Gabung WA Channel EKOIN di sini
Pada Selasa, 9 September lalu, penyidik memanggil Michael Setiaputra, Kepala Cabang PT Sungai Budi Group, untuk diperiksa sebagai saksi. Pemeriksaan ini dilakukan di gedung Merah Putih KPK, Jakarta Selatan, bersama dua orang lainnya.
Juru Bicara KPK, Budi Prasetyo, menegaskan bahwa penyidikan berfokus pada kualitas serta harga barang yang disediakan oleh perusahaan. “Tentunya didalamnya terkait dengan kualitas barang yang disediakan, termasuk juga dengan harganya,” ujarnya pada Kamis, 11 September.
Mark-up Bansos dan Kualitas Barang Dipertanyakan
KPK menduga terdapat pengondisian yang memungkinkan terjadinya penurunan kualitas serta mark-up nilai bansos. “Apakah sesuai atau ada dugaan-dugaan pengondisian sehingga bisa menurunkan kualitas barang atau melakukan mark-up dari nilai barang tersebut,” tambah Budi.
Selain Michael Setiaputra, komisi antirasuah juga memanggil sejumlah pihak lain.

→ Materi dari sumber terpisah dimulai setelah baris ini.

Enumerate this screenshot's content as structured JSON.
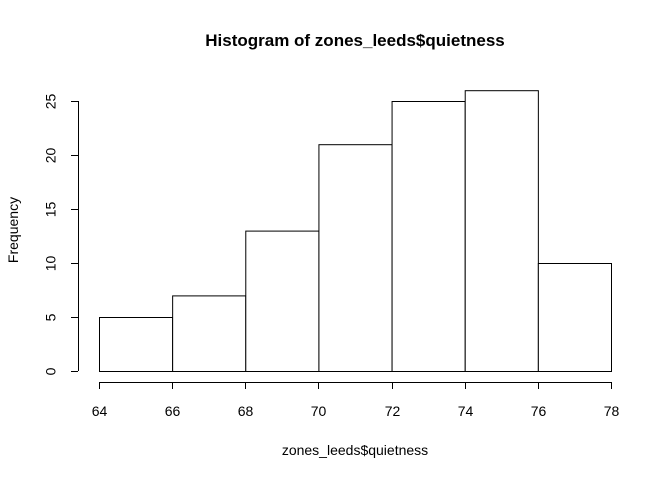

Mereka adalah Vloro Maxi Sulaksono (Direktur PT Cipta Mitra Artha), Agung Tri Wibowo (Direktur PT Mesail Cahaya Berkat), dan Floreta Tane (Direktur PT Dwimukti Graha Elektrindo).
Meski begitu, KPK belum merinci lebih lanjut hasil pemeriksaan. Menurut Budi, fokus utama saat ini adalah klarifikasi dari para vendor atau penyedia barang dan jasa terkait pengadaan bansos.
Kerugian Negara Capai Ratusan Miliar
Sebelumnya, KPK telah menetapkan tersangka dalam perkara ini, yaitu Ivo Wongkaren, Direktur Utama PT Mitra Energi Persada. Perbuatan tersangka dinilai merugikan negara hingga Rp250 miliar. Nilai kerugian tersebut masih bisa bertambah, mengingat penghitungan kerugian masih berlangsung.
Dalam kasus ini, sekitar enam juta paket bansos Presiden yang dibagikan di wilayah Jabodetabek pada 2020 terindikasi bermasalah. Distribusi dilakukan dalam tiga tahap, masing-masing dua juta paket.
Bansos yang dikorupsi itu berasal dari program Presiden ke-7 RI Joko Widodo. Paket bantuan disalurkan dalam goodiebag berlogo Istana Kepresidenan berisi beras, minyak goreng, biskuit, hingga sembako lainnya.
PT Sungai Budi Group sendiri dikenal sebagai perusahaan agribisnis besar di Indonesia. Beberapa produknya cukup populer, seperti minyak goreng dan tepung dengan merek Rose Brand. Keterlibatan perusahaannya dalam perkara ini menjadi sorotan publik.
KPK menegaskan akan terus memanggil pihak-pihak terkait untuk mengungkap aliran dana dan modus yang digunakan dalam dugaan mark-up bansos. Penyelidikan diarahkan untuk memastikan bahwa pihak yang bertanggung jawab benar-benar diproses hukum.
Kasus ini menambah daftar panjang korupsi terkait bansos COVID-19. Padahal, bantuan itu diperuntukkan bagi masyarakat yang terdampak pandemi secara langsung, terutama di wilayah perkotaan dengan mobilitas tinggi seperti Jakarta, Bogor, Depok, Tangerang, dan Bekasi.
KPK berkomitmen menuntaskan kasus yang telah menimbulkan kerugian besar bagi negara sekaligus merugikan masyarakat penerima manfaat. Transparansi pengadaan bansos disebut sebagai kunci agar kasus serupa tidak terulang di masa depan.